The critical flaw in plaintiffs' argument is that it ignores the significant limitations placed on the Secretary's discretion by the express terms of the FLPMA. Section 206 of that statute requires the Secretary to conduct a detailed public interest analysis prior to approving each proposed fee exchange.
It does not give him carte blanche to approve wholesale transfers of federal or other coal lands to railroad affiliates. The Court is confident that the restrictions imposed by the public interest requirement are more than adequate to prevent the use of the FLPMA as a means of evading the coal-leasing prohibitions contained in the MLA.
While, to be sure, some tension exists between these various congressional enactments, the Court is unprepared to conclude that harmonious construction of these statutes requires the substantial alteration by implication of the FLPMA's explicit statutory language. Accordingly, the Court holds that the MLA's ban on coal-leasing by common-carrier railroad affiliates is not incorporated in the FLPMA and does not extend to FLPMA fee exchanges.
Plaintiffs' final objection to the Corral Canyon land exchange is that, on the merits, the exchange is not in the public interest as required by the FLPMA. When viewed through a practical prism, nothing could be more in the public interest: Princeton and its sister institutions receive capital for their educational or health-providing ventures; parkland in the Grand Teton will remain unspoiled; and a private energy company receives land outside the national parks for commercial mining. However, plaintiffs assert that the Court should regard as paramount the potential anticompetitive effects of the proposed exchange, and that the Secretary failed properly to perform such an evaluation or to weigh its results in making his final public interest determination. Accordingly, they urge the Court to hold that the Secretary abused his discretion in approving the Corral Canyon exchange under the FLPMA.
The defendants have noted, correctly, that the FLPMA public interest provision does not include potential anticompetitive effects among the panoply of factors that the Secretary of the Interior must take into account in reading his public interest determination. The statute provides only:
That when considering public interest the Secretary concerned shall give full consideration to better Federal land management and the needs of State and local people, including needs for lands for the economy, community expansion, recreation areas, food, fiber, minerals, and fish and wildlife and the Secretary concerned finds that the values and the objectives which Federal lands or interests to be conveyed may serve if retained in Federal ownership are not more than the value of the non-Federal lands or interests and the public objectives they could serve if acquired.
43 U.S.C. § 1716(a). There is no mention at all of a requirement that the Secretary of Interior take into account in his public interest determination the antitrust implications of a proposed exchange.
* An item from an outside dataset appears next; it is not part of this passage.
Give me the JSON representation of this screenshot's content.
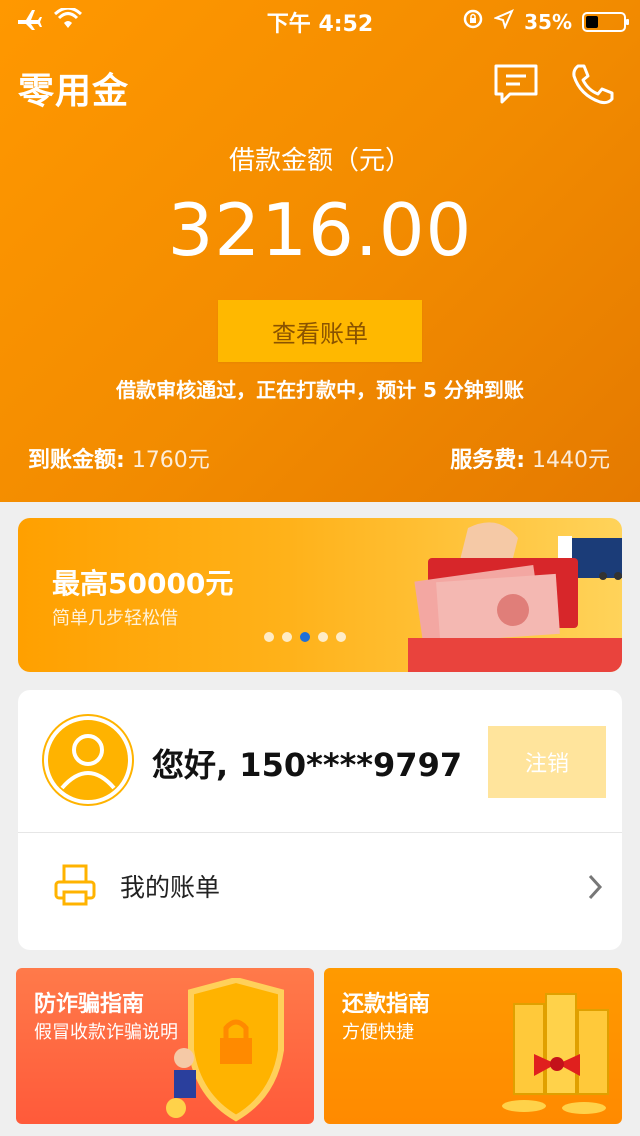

It can therefore be argued, as the Secretary did during the administrative proceedings below, that under the familiar principle of expressio unius est exclusio alterius Congress' failure to include potential anticompetitive effects among the enumerated categories of factors to be considered by the Secretary suggests that the FLPMA should be construed not to require such an analysis.
The Court need not reach that issue, however, for whatever may be the proper resolution of this important question of statutory construction, it is appropriately left to another day. It is clear that here the Secretary did, in fact, proceed to consider the potential anticompetitive effect of the Corral Canyon exchange, and he properly found that it was not significant enough to preclude a determination that the exchange was in the public interest. Officials of the Bureau of Land Management's Wyoming office noted that the federal coal reserves disposed of through the Corral Canyon exchange "represent  less than 3% of the federal coal disposed of through lease in Wyoming alone in [Fiscal Year] 1982." BLM Decision of June 2, 1983 (Rocky Mountain Ex. B-13) at 4.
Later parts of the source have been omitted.